Lately, Trump has turned to another flawed solution for his coronavirus problem, pushing the antimalarial drug hydroxychloroquine as a treatment for the illness despite the fact that there is scant scientific evidence of its efficacy. On Sunday, after the president touted the drug at a White House press briefing, Ohio state Rep. Tavia Galonski (D) tweeted, "I can't take it anymore. I've been to The Hague. I'm making a referral for crimes against humanity tomorrow."
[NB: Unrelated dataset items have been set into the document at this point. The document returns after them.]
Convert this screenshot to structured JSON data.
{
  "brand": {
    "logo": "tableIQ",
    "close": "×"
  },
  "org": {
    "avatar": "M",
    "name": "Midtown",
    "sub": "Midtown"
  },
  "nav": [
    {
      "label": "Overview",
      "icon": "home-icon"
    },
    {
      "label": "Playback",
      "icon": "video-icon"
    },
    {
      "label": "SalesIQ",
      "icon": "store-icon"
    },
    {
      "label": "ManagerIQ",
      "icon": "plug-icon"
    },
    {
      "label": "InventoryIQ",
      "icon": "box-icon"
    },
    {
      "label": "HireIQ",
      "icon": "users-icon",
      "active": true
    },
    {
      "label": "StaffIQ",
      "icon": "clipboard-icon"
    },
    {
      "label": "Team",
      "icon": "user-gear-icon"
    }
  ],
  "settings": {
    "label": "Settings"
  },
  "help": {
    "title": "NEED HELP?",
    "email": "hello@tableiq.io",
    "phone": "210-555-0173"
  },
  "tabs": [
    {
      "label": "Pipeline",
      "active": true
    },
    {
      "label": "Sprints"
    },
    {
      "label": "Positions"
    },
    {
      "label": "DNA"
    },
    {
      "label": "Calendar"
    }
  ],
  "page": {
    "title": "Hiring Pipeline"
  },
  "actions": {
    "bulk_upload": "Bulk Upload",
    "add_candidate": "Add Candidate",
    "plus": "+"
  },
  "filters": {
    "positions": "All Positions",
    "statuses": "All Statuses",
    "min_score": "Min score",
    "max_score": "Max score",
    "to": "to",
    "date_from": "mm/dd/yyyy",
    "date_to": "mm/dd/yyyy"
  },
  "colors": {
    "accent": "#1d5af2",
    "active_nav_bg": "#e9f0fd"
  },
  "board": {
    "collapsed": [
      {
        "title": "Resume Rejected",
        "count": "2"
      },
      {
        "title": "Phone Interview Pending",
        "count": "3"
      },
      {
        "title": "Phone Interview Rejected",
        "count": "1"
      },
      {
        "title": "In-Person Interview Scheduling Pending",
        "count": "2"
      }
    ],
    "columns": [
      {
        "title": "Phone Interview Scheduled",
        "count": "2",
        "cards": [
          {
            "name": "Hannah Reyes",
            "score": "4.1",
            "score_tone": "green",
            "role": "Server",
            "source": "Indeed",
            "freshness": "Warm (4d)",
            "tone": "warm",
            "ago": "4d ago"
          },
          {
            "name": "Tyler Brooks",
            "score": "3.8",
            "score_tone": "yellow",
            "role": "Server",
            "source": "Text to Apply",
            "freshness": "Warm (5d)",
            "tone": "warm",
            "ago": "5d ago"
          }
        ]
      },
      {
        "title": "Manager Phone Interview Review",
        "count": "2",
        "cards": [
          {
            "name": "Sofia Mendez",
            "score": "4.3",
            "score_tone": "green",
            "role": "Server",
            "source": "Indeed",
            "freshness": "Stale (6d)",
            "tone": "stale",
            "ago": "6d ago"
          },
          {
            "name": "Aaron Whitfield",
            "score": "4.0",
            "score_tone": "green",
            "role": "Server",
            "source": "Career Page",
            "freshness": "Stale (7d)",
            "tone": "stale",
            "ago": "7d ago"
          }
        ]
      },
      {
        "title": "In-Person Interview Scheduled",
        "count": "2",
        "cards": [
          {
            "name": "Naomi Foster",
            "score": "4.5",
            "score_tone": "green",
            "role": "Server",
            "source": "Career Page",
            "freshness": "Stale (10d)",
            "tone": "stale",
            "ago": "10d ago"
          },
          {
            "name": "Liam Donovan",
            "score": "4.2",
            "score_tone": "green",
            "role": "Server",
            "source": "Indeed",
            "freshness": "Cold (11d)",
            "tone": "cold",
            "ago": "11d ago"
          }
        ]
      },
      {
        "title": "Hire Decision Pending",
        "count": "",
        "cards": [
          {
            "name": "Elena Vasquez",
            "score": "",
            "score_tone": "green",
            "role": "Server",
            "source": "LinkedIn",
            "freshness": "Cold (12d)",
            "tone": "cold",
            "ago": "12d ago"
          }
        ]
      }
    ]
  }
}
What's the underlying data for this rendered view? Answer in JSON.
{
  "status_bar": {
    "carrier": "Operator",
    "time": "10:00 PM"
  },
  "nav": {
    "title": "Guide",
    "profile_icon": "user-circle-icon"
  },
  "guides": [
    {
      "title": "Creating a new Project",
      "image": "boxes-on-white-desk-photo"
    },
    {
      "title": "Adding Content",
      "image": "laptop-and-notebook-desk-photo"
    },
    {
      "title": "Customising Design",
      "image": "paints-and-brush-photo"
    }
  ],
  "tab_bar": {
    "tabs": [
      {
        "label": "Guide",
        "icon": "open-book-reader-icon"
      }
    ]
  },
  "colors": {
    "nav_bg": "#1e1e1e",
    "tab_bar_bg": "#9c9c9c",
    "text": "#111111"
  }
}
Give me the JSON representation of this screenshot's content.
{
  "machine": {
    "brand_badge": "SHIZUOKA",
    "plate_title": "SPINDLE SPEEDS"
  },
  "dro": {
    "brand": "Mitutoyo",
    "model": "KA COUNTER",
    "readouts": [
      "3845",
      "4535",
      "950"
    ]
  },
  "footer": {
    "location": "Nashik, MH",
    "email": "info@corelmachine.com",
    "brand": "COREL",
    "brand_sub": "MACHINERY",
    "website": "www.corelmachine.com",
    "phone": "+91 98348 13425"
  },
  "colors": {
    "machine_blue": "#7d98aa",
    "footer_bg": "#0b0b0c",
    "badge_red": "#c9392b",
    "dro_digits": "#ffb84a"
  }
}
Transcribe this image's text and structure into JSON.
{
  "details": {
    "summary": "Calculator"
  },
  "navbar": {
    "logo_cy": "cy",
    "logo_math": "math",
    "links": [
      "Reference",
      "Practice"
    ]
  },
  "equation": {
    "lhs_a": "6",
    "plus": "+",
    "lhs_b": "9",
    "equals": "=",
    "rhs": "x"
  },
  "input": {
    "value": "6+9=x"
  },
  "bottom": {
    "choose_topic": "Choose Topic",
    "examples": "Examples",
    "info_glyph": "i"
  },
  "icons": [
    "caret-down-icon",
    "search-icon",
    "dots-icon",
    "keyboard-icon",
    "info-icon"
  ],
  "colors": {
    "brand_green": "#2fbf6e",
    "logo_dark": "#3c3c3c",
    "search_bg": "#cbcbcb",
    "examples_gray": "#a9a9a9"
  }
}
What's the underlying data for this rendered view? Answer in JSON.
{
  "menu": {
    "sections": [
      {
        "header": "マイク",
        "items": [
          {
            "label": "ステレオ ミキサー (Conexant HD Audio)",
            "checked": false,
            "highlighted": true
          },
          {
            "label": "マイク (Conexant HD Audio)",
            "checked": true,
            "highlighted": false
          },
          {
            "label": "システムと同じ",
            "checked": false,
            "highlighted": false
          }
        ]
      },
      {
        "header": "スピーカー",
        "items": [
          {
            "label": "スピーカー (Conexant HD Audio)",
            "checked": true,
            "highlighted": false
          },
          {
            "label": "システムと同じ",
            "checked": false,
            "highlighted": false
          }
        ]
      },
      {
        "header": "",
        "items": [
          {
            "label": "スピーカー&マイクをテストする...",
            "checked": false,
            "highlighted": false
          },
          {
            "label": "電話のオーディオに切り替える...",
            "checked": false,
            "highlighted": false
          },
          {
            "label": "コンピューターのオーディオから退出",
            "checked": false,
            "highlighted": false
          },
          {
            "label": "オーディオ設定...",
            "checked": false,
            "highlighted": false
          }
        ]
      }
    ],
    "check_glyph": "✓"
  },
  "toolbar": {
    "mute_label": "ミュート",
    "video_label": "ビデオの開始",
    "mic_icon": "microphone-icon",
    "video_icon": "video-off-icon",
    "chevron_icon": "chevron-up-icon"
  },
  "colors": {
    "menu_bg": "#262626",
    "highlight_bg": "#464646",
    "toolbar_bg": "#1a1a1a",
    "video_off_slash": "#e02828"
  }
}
Experts warn that there will likely be millions of coronavirus cases, and between 100,000 to 200,000 deaths in the United States alone. Trump may have extended nationwide social distancing, backtracking on his hopes to restart the economy by Easter, but it's not enough to make up for the months wasted.
In a pandemic, every second counts. States should not have been left with supply shortages, and health care professionals should not be caring for coronavirus patients without adequate protection for themselves. As the number of reported cases continues to climb, it's hard to not wonder how many people will die due to the administration's early incompetence.